Dernière mise à jour : 20 sept. 2023

Alexandre Vigneault, La Presse




La mise en place de toilettes mixtes pour accueillir les élèves trans dans les écoles a ressurgi à l’Assemblée nationale la semaine dernière, incitant le ministre de l’Éducation à en interdire l’implantation. Un geste qui va à l’encontre de pratiques favorisant la sécurité et le bien-être de jeunes personnes trans, selon des intervenants, des parents et des ados.


L’interdiction d’implanter des toilettes mixtes en milieu scolaire a franchement étonné Élianne*, jeune femme trans de 18 ans. La position prise par le ministre de l’Éducation, Bernard Drainville, va selon elle directement à l’encontre d’un problème soulevé par des élèves de son ancienne école secondaire et d’une solution trouvée par la direction de cet établissement situé à Sherbrooke.

« L’une des deux salles de bains réservées aux filles a été transformée en salle de bains neutre », raconte-t-elle. Sa mise en place a été décidée dans la foulée d’une pétition d’élèves réclamant des lieux d’aisance neutres (ou mixtes, ou non genrés) qui comptait plusieurs dizaines de noms, c’est-à-dire bien plus que le nombre d’ados trans fréquentant cette école. L’endroit compte deux cabines de toilettes et deux lavabos accessibles à tous qu’Élianne fréquentait sans crainte, contrairement aux toilettes pour filles ou garçons.

Jacob, étudiant non binaire de 18 ans, n’avait pas cette option à son école secondaire du quartier Rosemont, à Montréal.

<< Comme je ne suis pas très masculin, je ne me sentais pas en sécurité dans la toilette des garçons. J’allais dans celle des filles, mais je me faisais regarder weird.>>


-Jacob, étudiant non binaire de 18 ans


Cet inconfort, Zest, garçon trans de 14 ans, le ressent tant dans la toilette des filles que dans celle des garçons à son école du centre de Montréal. « On dirait que je ne suis pas censé être là, dit-il. Comme ma transition n’est pas complétée, si je vais chez les garçons, j’ai peur qu’ils me prennent pour une fille. Je ne veux pas vivre une situation comme ça, alors je ne prends pas le risque. » Ce qui veut dire que, par crainte d’être intimidé, il évite souvent d’aller aux toilettes à l’école. Ce qui lui a causé des soucis de santé, précise sa mère Alysia Melnychuk.

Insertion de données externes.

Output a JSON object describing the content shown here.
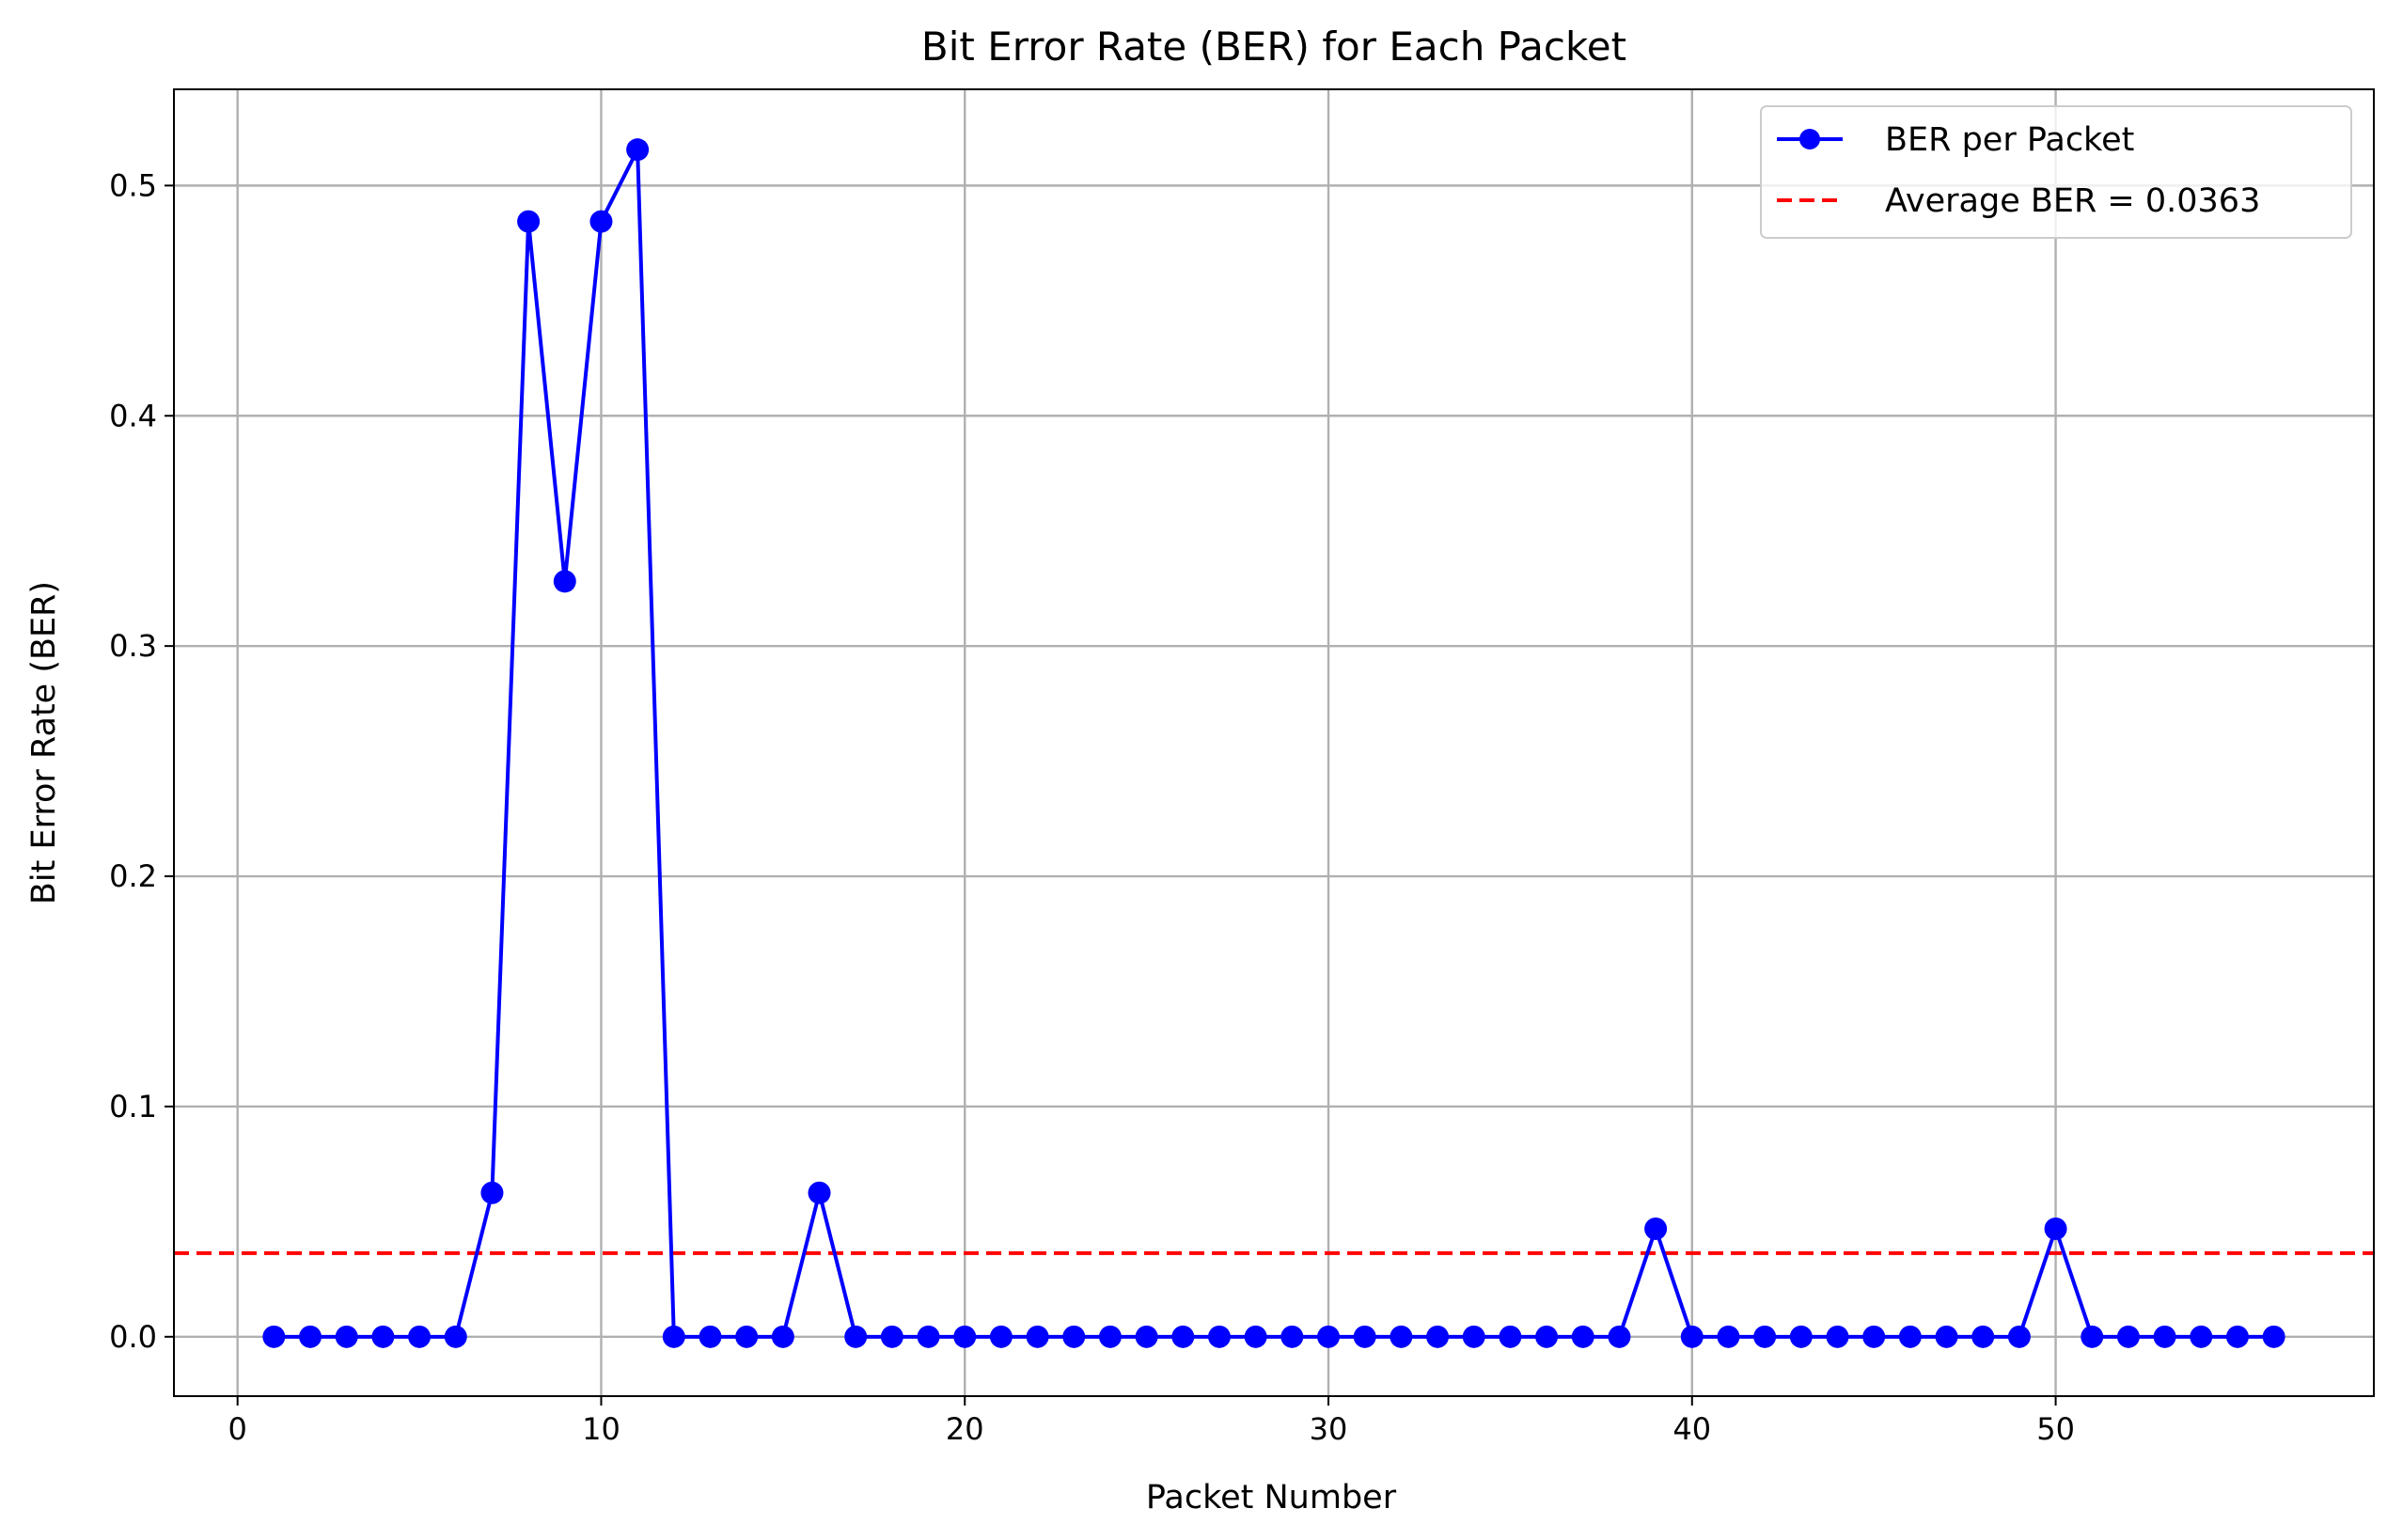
{
  "chart_data": {
    "type": "line",
    "title": "Bit Error Rate (BER) for Each Packet",
    "xlabel": "Packet Number",
    "ylabel": "Bit Error Rate (BER)",
    "xlim": [
      -1.75,
      58.75
    ],
    "ylim": [
      -0.0258,
      0.5418
    ],
    "xticks": [
      0,
      10,
      20,
      30,
      40,
      50
    ],
    "xtick_labels": [
      "0",
      "10",
      "20",
      "30",
      "40",
      "50"
    ],
    "yticks": [
      0.0,
      0.1,
      0.2,
      0.3,
      0.4,
      0.5
    ],
    "ytick_labels": [
      "0.0",
      "0.1",
      "0.2",
      "0.3",
      "0.4",
      "0.5"
    ],
    "grid": true,
    "legend_position": "top-right",
    "x": [
      1,
      2,
      3,
      4,
      5,
      6,
      7,
      8,
      9,
      10,
      11,
      12,
      13,
      14,
      15,
      16,
      17,
      18,
      19,
      20,
      21,
      22,
      23,
      24,
      25,
      26,
      27,
      28,
      29,
      30,
      31,
      32,
      33,
      34,
      35,
      36,
      37,
      38,
      39,
      40,
      41,
      42,
      43,
      44,
      45,
      46,
      47,
      48,
      49,
      50,
      51,
      52,
      53,
      54,
      55,
      56
    ],
    "series": [
      {
        "name": "BER per Packet",
        "color": "#0000ff",
        "marker": "circle",
        "values": [
          0,
          0,
          0,
          0,
          0,
          0,
          0.0625,
          0.4844,
          0.3281,
          0.4844,
          0.5156,
          0,
          0,
          0,
          0,
          0.0625,
          0,
          0,
          0,
          0,
          0,
          0,
          0,
          0,
          0,
          0,
          0,
          0,
          0,
          0,
          0,
          0,
          0,
          0,
          0,
          0,
          0,
          0,
          0.0469,
          0,
          0,
          0,
          0,
          0,
          0,
          0,
          0,
          0,
          0,
          0.0469,
          0,
          0,
          0,
          0,
          0,
          0
        ]
      }
    ],
    "reference_lines": [
      {
        "name": "Average BER = 0.0363",
        "value": 0.0363,
        "color": "#ff0000",
        "style": "dashed"
      }
    ]
  }
}
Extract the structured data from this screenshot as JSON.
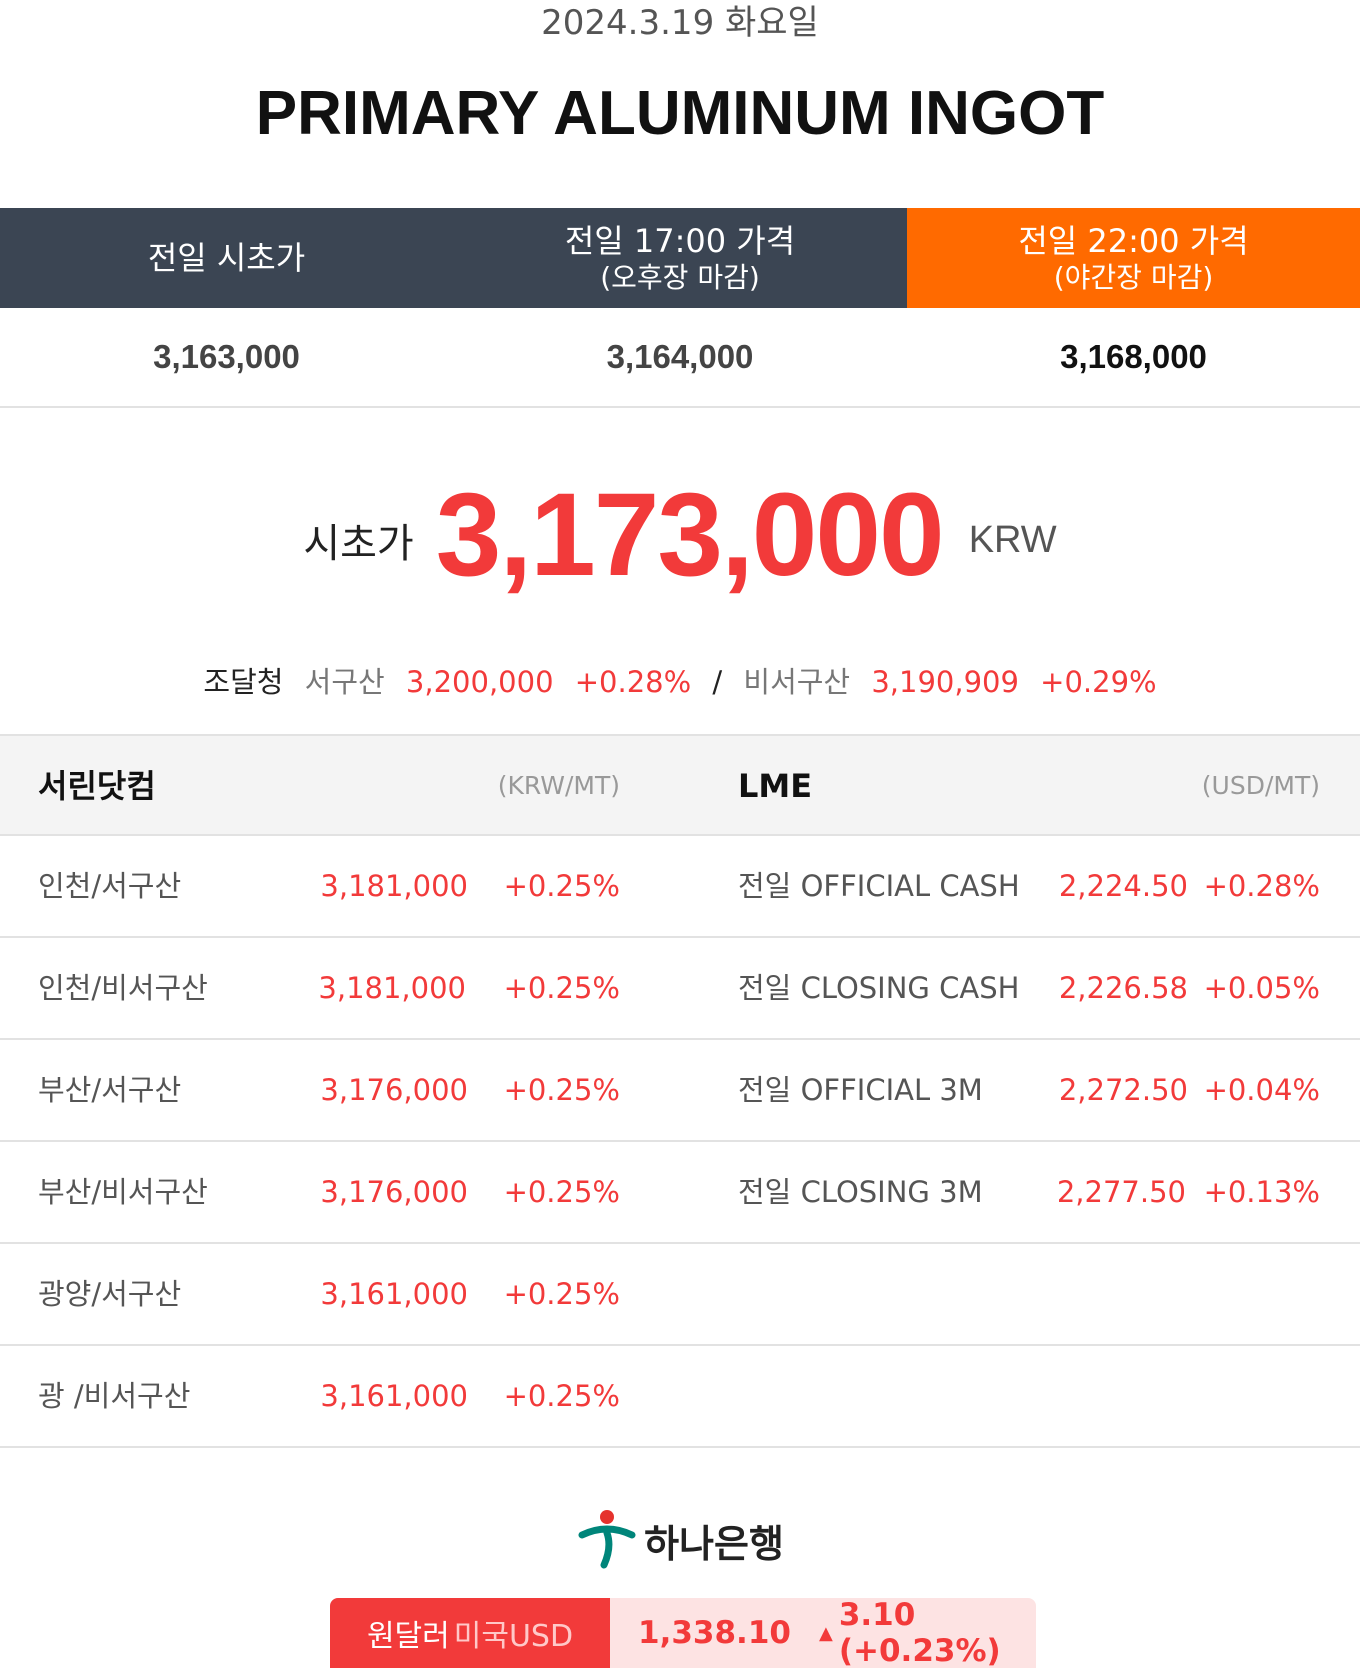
{
  "date": "2024.3.19 화요일",
  "title": "PRIMARY ALUMINUM INGOT",
  "header": {
    "col1": "전일 시초가",
    "col2_main": "전일 17:00 가격",
    "col2_sub": "(오후장 마감)",
    "col3_main": "전일 22:00 가격",
    "col3_sub": "(야간장 마감)"
  },
  "prev_prices": {
    "open": "3,163,000",
    "p1700": "3,164,000",
    "p2200": "3,168,000"
  },
  "opening": {
    "label": "시초가",
    "value": "3,173,000",
    "unit": "KRW"
  },
  "pps": {
    "label": "조달청",
    "western_label": "서구산",
    "western_price": "3,200,000",
    "western_change": "+0.28%",
    "separator": "/",
    "nonwestern_label": "비서구산",
    "nonwestern_price": "3,190,909",
    "nonwestern_change": "+0.29%"
  },
  "table": {
    "left_title": "서린닷컴",
    "left_unit": "(KRW/MT)",
    "right_title": "LME",
    "right_unit": "(USD/MT)",
    "left_rows": [
      {
        "name": "인천/서구산",
        "price": "3,181,000",
        "change": "+0.25%"
      },
      {
        "name": "인천/비서구산",
        "price": "3,181,000",
        "change": "+0.25%"
      },
      {
        "name": "부산/서구산",
        "price": "3,176,000",
        "change": "+0.25%"
      },
      {
        "name": "부산/비서구산",
        "price": "3,176,000",
        "change": "+0.25%"
      },
      {
        "name": "광양/서구산",
        "price": "3,161,000",
        "change": "+0.25%"
      },
      {
        "name": "광 /비서구산",
        "price": "3,161,000",
        "change": "+0.25%"
      }
    ],
    "right_rows": [
      {
        "name": "전일 OFFICIAL CASH",
        "price": "2,224.50",
        "change": "+0.28%"
      },
      {
        "name": "전일 CLOSING CASH",
        "price": "2,226.58",
        "change": "+0.05%"
      },
      {
        "name": "전일 OFFICIAL 3M",
        "price": "2,272.50",
        "change": "+0.04%"
      },
      {
        "name": "전일 CLOSING 3M",
        "price": "2,277.50",
        "change": "+0.13%"
      }
    ]
  },
  "bank": {
    "name": "하나은행",
    "logo_icon": "hana-bank-logo-icon"
  },
  "fx": {
    "label": "원달러",
    "sub": "미국USD",
    "rate": "1,338.10",
    "arrow": "▲",
    "change": "3.10 (+0.23%)"
  },
  "colors": {
    "dark_header": "#3b4553",
    "accent_orange": "#ff6a00",
    "up_red": "#f23a3a"
  }
}
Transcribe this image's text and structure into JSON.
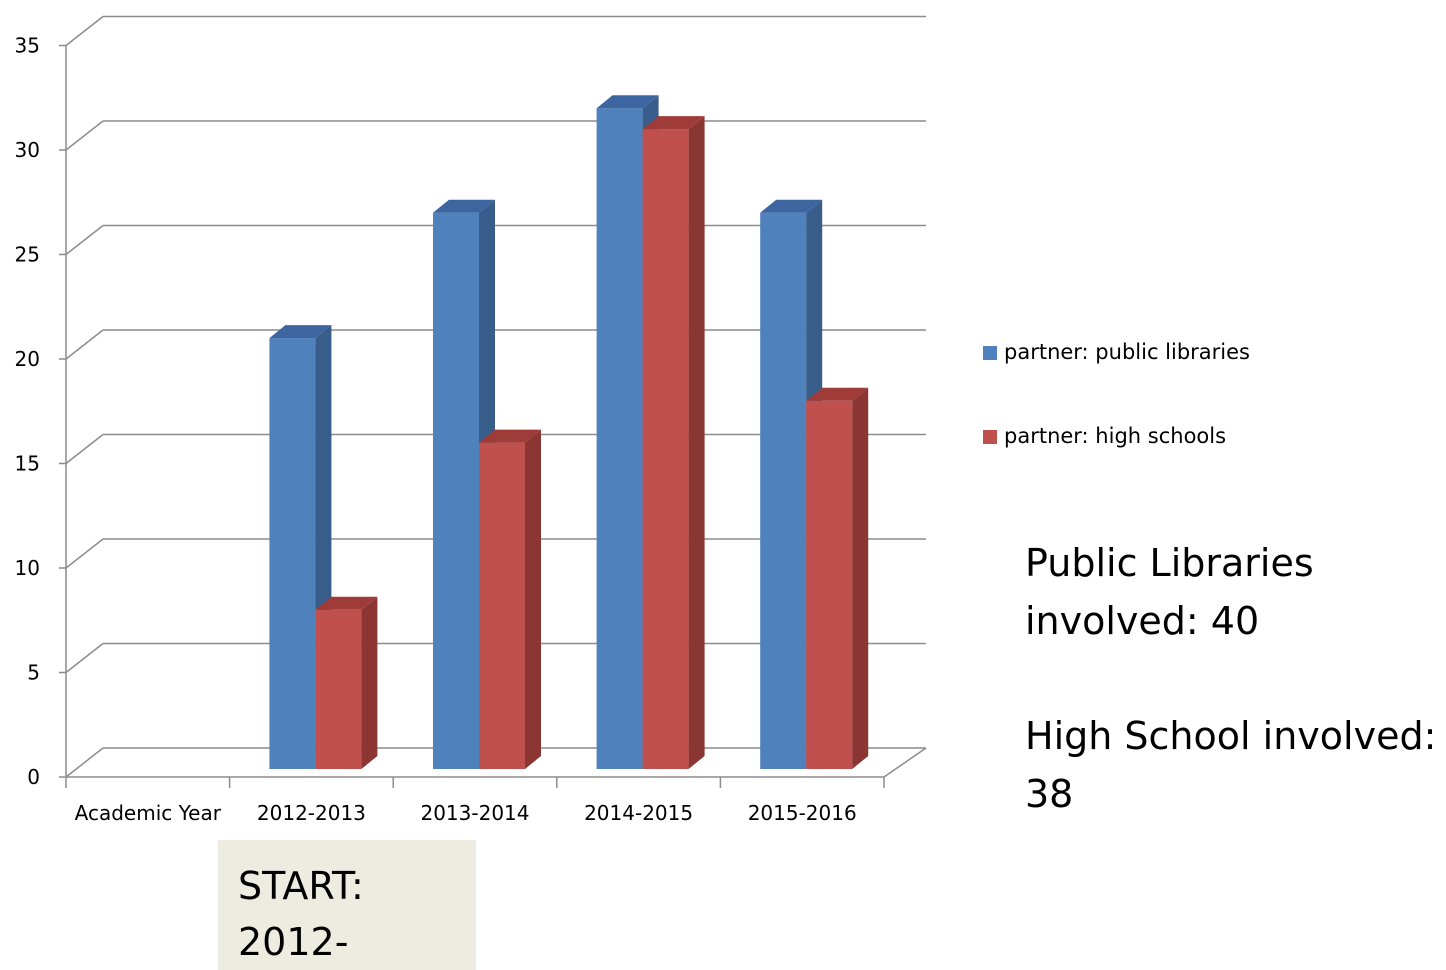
{
  "chart_data": {
    "type": "bar",
    "style": "3d-clustered-column",
    "categories": [
      "Academic Year",
      "2012-2013",
      "2013-2014",
      "2014-2015",
      "2015-2016"
    ],
    "series": [
      {
        "name": "partner: public libraries",
        "color": "#4f81bd",
        "side_color": "#385d8a",
        "top_color": "#3d66a0",
        "values": [
          null,
          21,
          27,
          32,
          27
        ]
      },
      {
        "name": "partner: high schools",
        "color": "#c0504d",
        "side_color": "#8c3634",
        "top_color": "#9f3b38",
        "values": [
          null,
          8,
          16,
          31,
          18
        ]
      }
    ],
    "y_ticks": [
      "0",
      "5",
      "10",
      "15",
      "20",
      "25",
      "30",
      "35"
    ],
    "ylim": [
      0,
      35
    ],
    "grid": true,
    "legend_position": "right",
    "title": "",
    "xlabel": "",
    "ylabel": ""
  },
  "legend": [
    {
      "label": "partner: public libraries",
      "color": "#4f81bd"
    },
    {
      "label": "partner: high schools",
      "color": "#c0504d"
    }
  ],
  "notes": {
    "public_libraries": "Public Libraries involved: 40",
    "high_schools": "High School involved: 38"
  },
  "start_box": {
    "line1": "START:",
    "line2": "2012-"
  }
}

PHOTO JOSIE DESMARAIS, LA PRESSE

Zest et sa mère, Alysia Melnychuk

Toilettes mixtes interdites

Parler d’accès aux toilettes peut sembler anecdotique. C’est loin d’être le cas pour de nombreuses personnes trans et non binaires, confirme Jorge Flores-Aranda, professeur à l’École de travail social de l’UQAM. « Beaucoup de ces personnes sont victimes de violence dans les toilettes », ajoute son collègue Martin Blais, professeur de sexologie à la même université. Le fait que cet endroit soit soustrait aux regards des adultes en fait notamment un lieu propice à l’intimidation dans les écoles, signalent plusieurs intervenants.

En milieu de semaine, la question des toilettes est devenue un sujet chaud à l’Assemblée nationale après qu’une école secondaire de l’Abitibi eut annoncé vouloir implanter des toilettes mixtes. Le chef du Parti québécois, Paul St-Pierre Plamondon, a associé cette tendance à une idéologie portée par la « gauche radicale », comme l’écriture inclusive. Le ministre de l’Éducation, lui, a mis un stop à ce genre d’opération, s’inquiétant notamment que la proximité fasse en sorte que les garçons se moquent des filles qui ont leurs règles, et plaidant pour la mise en place d’un comité d’experts pour guider son ministère.

« Ça, ça m’a vraiment insultée », lance Geneviève Ste-Marie, mère de deux enfants trans de 15 et 18 ans, et coordonnatrice de l’organisme TransEstrie. « Il pense que tous nos enfants sont des cancres misogynes qui s’attaquent aux jeunes filles qui ont leurs menstruations ? Ben voyons ! On est en 2023 ! Et si on en est encore à se dire que les garçons rient encore des menstruations des filles, c’est peut-être qu’il y a un problème avec l’éducation sexuelle des enfants. »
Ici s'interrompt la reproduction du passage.